I am developing a GPS-based live-tracking mobile app where users can see the real-time position of other nearby users. I am trying to figure out how would the server side look for serving such an app? I mean how can I solve the problem of concurrently communicating with up to 10.000+ clients using a Python server?
I have three concepts in mind, but have no experience in the viability of any of those:
Use a standard WSGI Python app, under a few normal sync workers (say 8 gunicorn workers), with HTTP REST api:
Using some kind of WebSocket / ASGI / async Python implementation to provide persistent connections, with the same logic behind.

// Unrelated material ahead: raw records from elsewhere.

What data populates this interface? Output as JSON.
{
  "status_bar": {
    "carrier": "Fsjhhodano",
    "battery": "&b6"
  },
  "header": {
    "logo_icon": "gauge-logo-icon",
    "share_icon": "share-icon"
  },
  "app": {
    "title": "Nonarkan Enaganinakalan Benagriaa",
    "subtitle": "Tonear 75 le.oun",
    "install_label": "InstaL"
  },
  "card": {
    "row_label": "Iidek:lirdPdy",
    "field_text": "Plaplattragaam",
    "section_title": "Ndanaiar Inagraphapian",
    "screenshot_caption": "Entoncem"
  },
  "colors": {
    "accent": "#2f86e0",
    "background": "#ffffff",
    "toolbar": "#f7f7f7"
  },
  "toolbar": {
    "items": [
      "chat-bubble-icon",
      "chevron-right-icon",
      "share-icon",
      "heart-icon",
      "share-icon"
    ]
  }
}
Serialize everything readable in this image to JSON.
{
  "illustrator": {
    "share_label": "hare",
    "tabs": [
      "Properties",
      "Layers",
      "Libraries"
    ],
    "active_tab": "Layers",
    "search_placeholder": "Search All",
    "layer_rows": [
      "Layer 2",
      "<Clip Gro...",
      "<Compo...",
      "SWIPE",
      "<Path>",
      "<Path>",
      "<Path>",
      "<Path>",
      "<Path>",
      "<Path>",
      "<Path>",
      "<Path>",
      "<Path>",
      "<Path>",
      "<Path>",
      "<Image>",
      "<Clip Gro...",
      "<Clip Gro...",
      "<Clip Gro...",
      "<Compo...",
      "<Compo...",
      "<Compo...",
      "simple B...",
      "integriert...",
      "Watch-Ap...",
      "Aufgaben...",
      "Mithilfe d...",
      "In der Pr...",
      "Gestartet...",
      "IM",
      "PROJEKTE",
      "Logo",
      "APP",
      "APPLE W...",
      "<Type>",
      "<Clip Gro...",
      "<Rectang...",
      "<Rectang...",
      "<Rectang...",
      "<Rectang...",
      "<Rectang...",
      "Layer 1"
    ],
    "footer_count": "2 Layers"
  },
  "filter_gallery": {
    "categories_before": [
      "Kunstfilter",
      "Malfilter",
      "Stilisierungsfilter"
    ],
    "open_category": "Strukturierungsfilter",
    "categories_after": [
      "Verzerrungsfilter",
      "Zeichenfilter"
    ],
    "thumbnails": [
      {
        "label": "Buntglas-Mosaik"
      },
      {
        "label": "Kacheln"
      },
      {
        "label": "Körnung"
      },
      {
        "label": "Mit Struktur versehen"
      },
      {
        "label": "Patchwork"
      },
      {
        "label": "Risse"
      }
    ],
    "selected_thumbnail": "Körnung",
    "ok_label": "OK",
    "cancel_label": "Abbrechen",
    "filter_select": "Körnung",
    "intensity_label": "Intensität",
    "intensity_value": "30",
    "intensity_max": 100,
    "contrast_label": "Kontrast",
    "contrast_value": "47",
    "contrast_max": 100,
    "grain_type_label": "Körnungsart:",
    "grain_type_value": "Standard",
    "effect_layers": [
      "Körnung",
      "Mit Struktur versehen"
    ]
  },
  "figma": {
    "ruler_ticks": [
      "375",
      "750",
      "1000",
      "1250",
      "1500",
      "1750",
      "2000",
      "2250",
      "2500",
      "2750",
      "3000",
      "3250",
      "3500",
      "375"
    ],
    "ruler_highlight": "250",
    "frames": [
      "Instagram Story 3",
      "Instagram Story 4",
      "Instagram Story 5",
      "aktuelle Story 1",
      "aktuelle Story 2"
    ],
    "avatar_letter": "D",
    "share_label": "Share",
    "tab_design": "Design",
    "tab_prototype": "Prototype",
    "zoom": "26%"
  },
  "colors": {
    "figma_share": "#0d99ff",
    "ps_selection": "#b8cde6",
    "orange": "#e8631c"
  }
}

Use MQTT protocol on the clients and use some kind of MQTT broker and split the server side to a WSGI REST API (authentication) and a MQTT client (location updates).
Which of these methods are viable, if it is possible at all in Python? From what I've seen WebSockets in Python is mostly benchmarked till hundreds of connections, maybe up to 1000 concurrent connection. This is in stark contrast to frameworks like Phoenix/Elixir which has been benchmarked to 2M concurrent connections on a single box. So I believe 2. is not a viable path.
Would 1. or 3. work reliably with 10.000+ concurrent users?
Device to Datacenter can be either REST or MQTT or both with a set of Kafka Connectors for each protocol running as dynamically scalable Microservices in the DMZ.
If you are going to run MQTT over the public internet then you will likely need to tunnel it through secure websockets (WSS) to keep it secure and still be able to traverse firewalls that might otherwise block raw Mqtt on TCP port 1883.
Hi Zsolt,
Referring to few lines from your problem statement: “I am developing a GPS-based live-tracking mobile app where users can see the real-time position of other nearby users. I am trying to figure out how would the server side look for serving such an app? I mean how can I solve the problem of concurrently communicating with up to 10.000+ clients using a Python server?”
If I understand the goal correctly, you are looking at a solution that’s on the similar lines to the demo link I sent you earlier – the one where you can “Draw the boundary of the vicinity you are interested in tracking the users within”. I would like to refer you to the paper where it talks about the mechanics of the boundary creation and how it easily translates into simple lat/lon based topics for subscriptions. The beauty of the solution lies in its simplicity - http://worldcomp-proceedings.com/proc/p2016/ICM3967.pdf
If you are interested in fanning-out the information to streaming analytics or data-at-rest analytics, you can use Wire-Tap pattern where information published on topics can be spooled to queue. You can favour choosing open wireline like AMQP for richer functionality of data processing within Core infrastructure and use MQTT for mobile to edge communication – right tool for the right job that is fit for purpose.